Tuesday, June 22, 2010

you are fearfully and wonderfully made..

We have been watching sermons preached by a pastor from Atlanta named Loui Giglio. Me and Annie have both fallen in love with his sermons; he is so genuine and down-to-earth.

Yesterday I had a lot going through my mind- which is easy to have considering everything still being so new as well as so much down time. I have learned to appreciate quiet time as well as rest. For many of you who know me this is a tremendous change as I have always needed something to do- even when I was little- it was what game can we play next.

Writing in my journal, we have been learning a lot about being fearfully and wonderfully made as I have written in my last post. I have been thinking a lot about how God, the creator of everything in this universe, has created us all uniquely for a specific purpose. So many times in life I have tried comparing myself to others or tried to become someone who I am not. I feel as though this is a struggle for many people. Even though I sometimes wish I would look a little different or have a better personality, I am coming to realize that God created me with all of my flaws, quirks, physical traits, passions, and interests for a reason. I was thinking about how this summer I want to learn more about why God made me the way I am as well as how He could best use me.

Not only has he knitted me in the womb, He has knitted all of us. Life is amazing when you really stop and think about it. Every second of life is due to grace as well as a miracle. When you think about how he has created everyone it is truly humbling; when someone is bothering you to the point of screaming or a little baby is crying for what seems to be no reason at all- you stop and think God created them as well.

Yesterday after thinking about all of this, the sermon was on You and who God created you to be. Of course it was! Also, he already knows what will happen in our lives as well as what he is going to do with us. One of my favorite parts of this amazing sermon called Unthinkable was when he was talking about how God knows everything already and the pastor said maybe I should just step back and try to learn from the genius of creation. So many times I do not listen or try to comprehend why I am going through a situation or what I can learn about it.

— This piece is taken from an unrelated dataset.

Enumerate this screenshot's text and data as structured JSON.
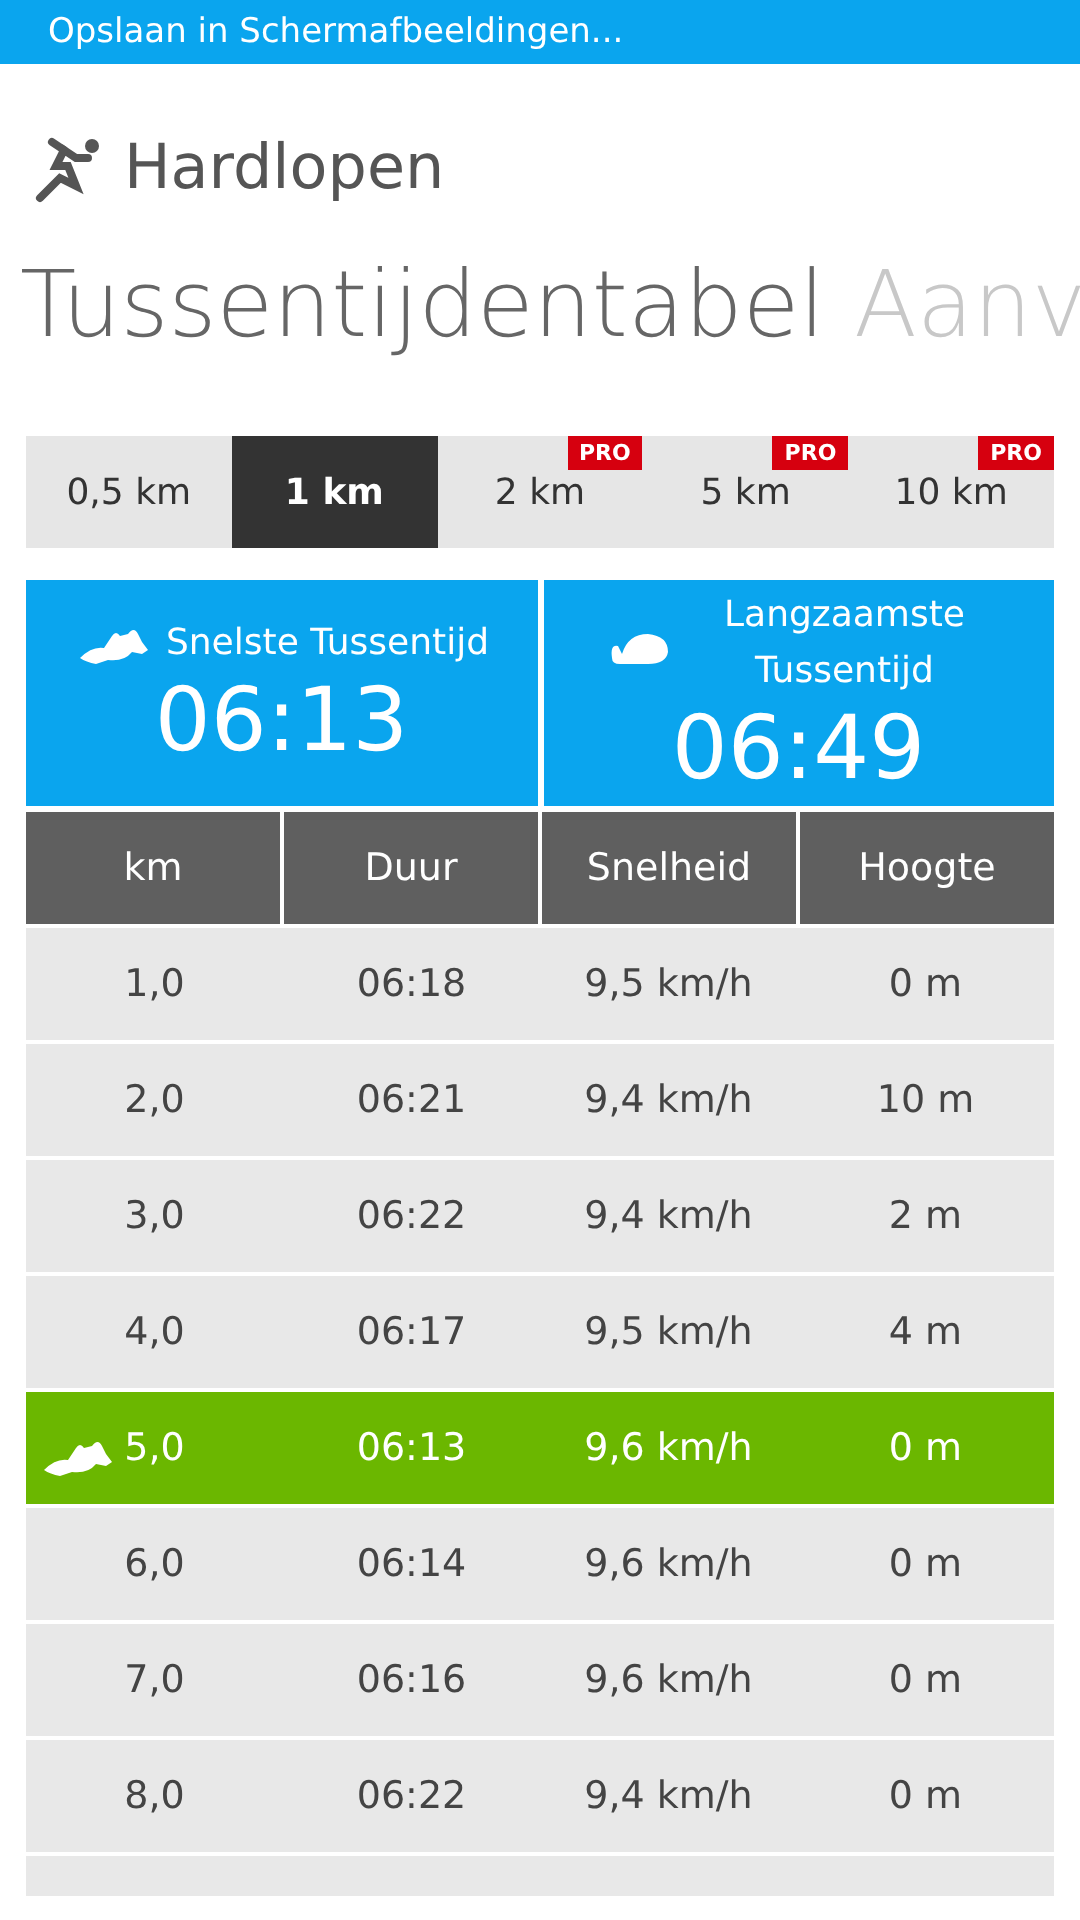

Door of Hope is amazing. Today we learned of another little girls story. The doctors said that she would not live past the age of one. At seven months old she still only weighed five pounds. However, she just turned two years old and is walking and beautiful! There are so many stories like that here. Each one of these children are fearfully and wonderfully made; they all have a purpose. I am truly blessed to be able to be a small part of their journey.

I have learned to love things changing and not going through the motions. I am glad God has slowly taught me this throughout the years. Today we received a phone call asking if we were able to work in the Johannesburg hospital for night shift the next four nights. We are truly excited to be able to serve there where it is desperately needed.

The nurses are supposedly not the best; they do not take great care of their patients. We will be feeding the babies as well as changing their nappies (diapers) throughout the next four nights from 6 pm- 7 am. We will be serving in separate rooms on the same floor- loving two different babies. It will be a humbling experience as supposedly the nurses are very harsh and we will have to submit to all of their requests.

Timing has worked out perfectly as well. We were out of groceries the other day; yesterday we filled our cabinets with food. We will have plenty of food to bring along with us for the night shifts. We would have not felt like doing it during the day. Also, we will be able to see the United States play in the World Cup tomorrow at four as we are not working during the day :)


Please pray that we can keep up our energy, get some rest during the day, and the babies remain in a stable condition.